Interview door Kim Smits
Dat kunst en cultuur essentieel zijn om een stad levendig en aantrekkelijk te houden hoeven we als Kunstenbond natuurlijk niet uit te leggen. Maar hoe trek je kunstenaars aan in een tijd waarin zowel woningen als atelierruimte onbetaalbaar dreigen te worden of zelfs al zijn? The Bookstore Foundation in Amsterdam lukt het, met woon-werkprojecten waarbij verbinding met de wijk centraal staat. Als directeur en medeoprichter is Johanna de Schipper hier vanaf het begin bij betrokken geweest. De hoogste tijd dus voor een goed gesprek over de woningcrisis, gentrificatie en kunstenaarschap.

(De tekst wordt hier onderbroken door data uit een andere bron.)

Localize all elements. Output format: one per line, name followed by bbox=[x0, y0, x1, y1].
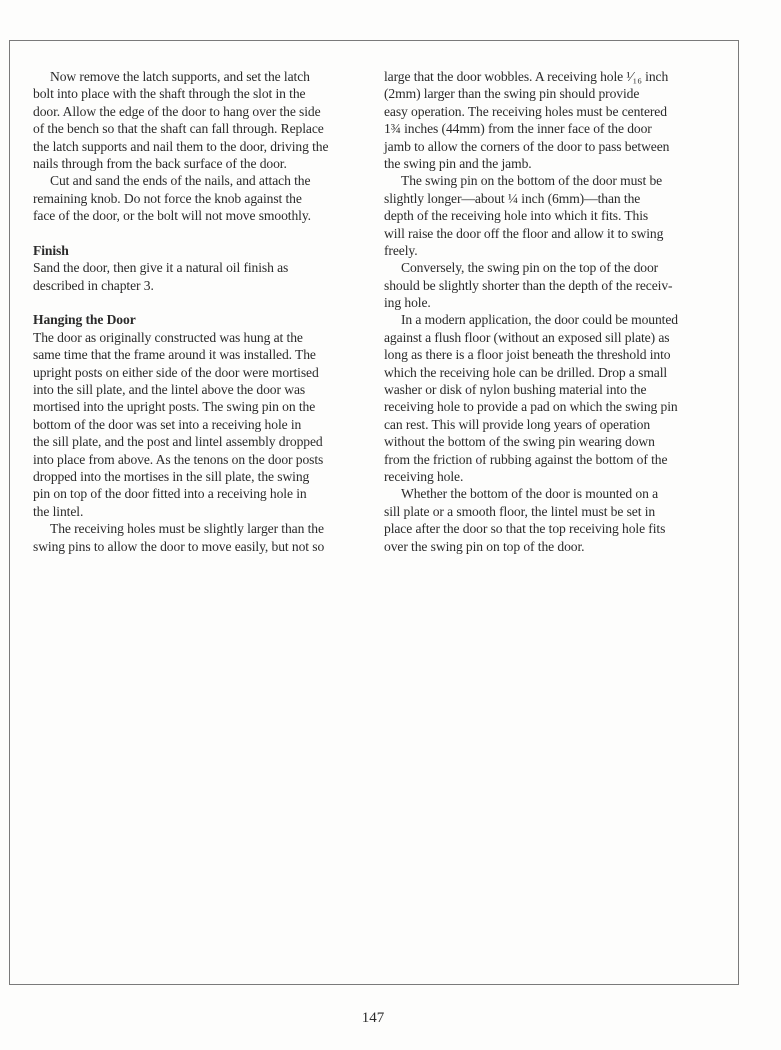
text-line: large that the door wobbles. A receiving… bbox=[384, 68, 714, 85]
text-line: slightly longer—about ¼ inch (6mm)—than … bbox=[384, 190, 714, 207]
text-line: long as there is a floor joist beneath t… bbox=[384, 346, 714, 363]
text-line: swing pins to allow the door to move eas… bbox=[33, 538, 363, 555]
text-line: Now remove the latch supports, and set t… bbox=[33, 68, 363, 85]
text-line: Conversely, the swing pin on the top of … bbox=[384, 259, 714, 276]
text-line: door. Allow the edge of the door to hang… bbox=[33, 103, 363, 120]
text-line: without the bottom of the swing pin wear… bbox=[384, 433, 714, 450]
text-line: from the friction of rubbing against the… bbox=[384, 451, 714, 468]
text-line: into place from above. As the tenons on … bbox=[33, 451, 363, 468]
text-line: face of the door, or the bolt will not m… bbox=[33, 207, 363, 224]
text-line: into the sill plate, and the lintel abov… bbox=[33, 381, 363, 398]
text-line: 1¾ inches (44mm) from the inner face of … bbox=[384, 120, 714, 137]
text-line: the swing pin and the jamb. bbox=[384, 155, 714, 172]
text-line: against a flush floor (without an expose… bbox=[384, 329, 714, 346]
page-number: 147 bbox=[0, 1010, 746, 1027]
text-line: The receiving holes must be slightly lar… bbox=[33, 520, 363, 537]
text-line: described in chapter 3. bbox=[33, 277, 363, 294]
left-text-column: Now remove the latch supports, and set t… bbox=[33, 68, 363, 555]
text-line: Whether the bottom of the door is mounte… bbox=[384, 485, 714, 502]
text-line: In a modern application, the door could … bbox=[384, 311, 714, 328]
text-line: upright posts on either side of the door… bbox=[33, 364, 363, 381]
text-line: the sill plate, and the post and lintel … bbox=[33, 433, 363, 450]
text-line: The door as originally constructed was h… bbox=[33, 329, 363, 346]
text-line: The swing pin on the bottom of the door … bbox=[384, 172, 714, 189]
text-line: of the bench so that the shaft can fall … bbox=[33, 120, 363, 137]
paragraph-spacer bbox=[33, 225, 363, 242]
text-line: easy operation. The receiving holes must… bbox=[384, 103, 714, 120]
text-line: receiving hole. bbox=[384, 468, 714, 485]
text-line: washer or disk of nylon bushing material… bbox=[384, 381, 714, 398]
right-text-column: large that the door wobbles. A receiving… bbox=[384, 68, 714, 555]
text-line: jamb to allow the corners of the door to… bbox=[384, 138, 714, 155]
text-line: same time that the frame around it was i… bbox=[33, 346, 363, 363]
text-line: should be slightly shorter than the dept… bbox=[384, 277, 714, 294]
section-heading: Finish bbox=[33, 242, 363, 259]
text-line: receiving hole to provide a pad on which… bbox=[384, 398, 714, 415]
text-line: Sand the door, then give it a natural oi… bbox=[33, 259, 363, 276]
text-line: will raise the door off the floor and al… bbox=[384, 225, 714, 242]
text-line: pin on top of the door fitted into a rec… bbox=[33, 485, 363, 502]
text-line: remaining knob. Do not force the knob ag… bbox=[33, 190, 363, 207]
text-line: dropped into the mortises in the sill pl… bbox=[33, 468, 363, 485]
text-line: Cut and sand the ends of the nails, and … bbox=[33, 172, 363, 189]
paragraph-spacer bbox=[33, 294, 363, 311]
text-line: over the swing pin on top of the door. bbox=[384, 538, 714, 555]
text-line: bolt into place with the shaft through t… bbox=[33, 85, 363, 102]
section-heading: Hanging the Door bbox=[33, 311, 363, 328]
text-line: freely. bbox=[384, 242, 714, 259]
text-line: the lintel. bbox=[33, 503, 363, 520]
text-line: place after the door so that the top rec… bbox=[384, 520, 714, 537]
text-line: sill plate or a smooth floor, the lintel… bbox=[384, 503, 714, 520]
text-line: mortised into the upright posts. The swi… bbox=[33, 398, 363, 415]
text-line: bottom of the door was set into a receiv… bbox=[33, 416, 363, 433]
text-line: depth of the receiving hole into which i… bbox=[384, 207, 714, 224]
text-line: which the receiving hole can be drilled.… bbox=[384, 364, 714, 381]
text-line: nails through from the back surface of t… bbox=[33, 155, 363, 172]
text-line: (2mm) larger than the swing pin should p… bbox=[384, 85, 714, 102]
text-line: can rest. This will provide long years o… bbox=[384, 416, 714, 433]
text-line: ing hole. bbox=[384, 294, 714, 311]
text-line: the latch supports and nail them to the … bbox=[33, 138, 363, 155]
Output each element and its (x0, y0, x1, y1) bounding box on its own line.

Sinds 2011 zet The Bookstore Foundation zich in voor betaalbare woon- en werkruimte voor kunstenaars in Amsterdam, in samenwerking met o.a. wooncorporatie Stadgenoot. Het is via die weg dat Johanna bij het project betrokken raakt. En wat ooit begon als experiment is 15 jaar later uitgegroeid tot een subsidie-onafhankelijke organisatie die al ruim 200 kunstenaars aan een plek heeft geholpen!
Cadeau aan de community
“Na mijn opleiding aan de Rietveld Academie en aansluitend een 2-jarig residentieprogramma aan de Ateliers ‘63 ben ik lange tijd zoekende geweest,” vertelt Johanna. “Uiteindelijk kwam ik in aanraking met Stadgenoot en ging ik voor hen werken als gastvrouw. In mijn eigen werk als beeldend kunstenaar was ik ook altijd al heel sociaal bezig, dus dat was een goede match. Toen ik uiteindelijk weg moest in die functie vroeg Stadgenoot of ik interesse had om in de Kolenkitbuurt iets te ontwikkelen. Die wijk was veel in het nieuws en het ging daar niet goed. Wat dat ‘iets’ dan precies moest zijn wisten ze zelf ook niet; het was een soort experiment. We kregen 8 woningen en een atelier waar kunstenaars goedkoop konden wonen en werken. In ruil zouden ze dingen terug doen voor de wijk. En dat was de start van The Bookstore Foundation.”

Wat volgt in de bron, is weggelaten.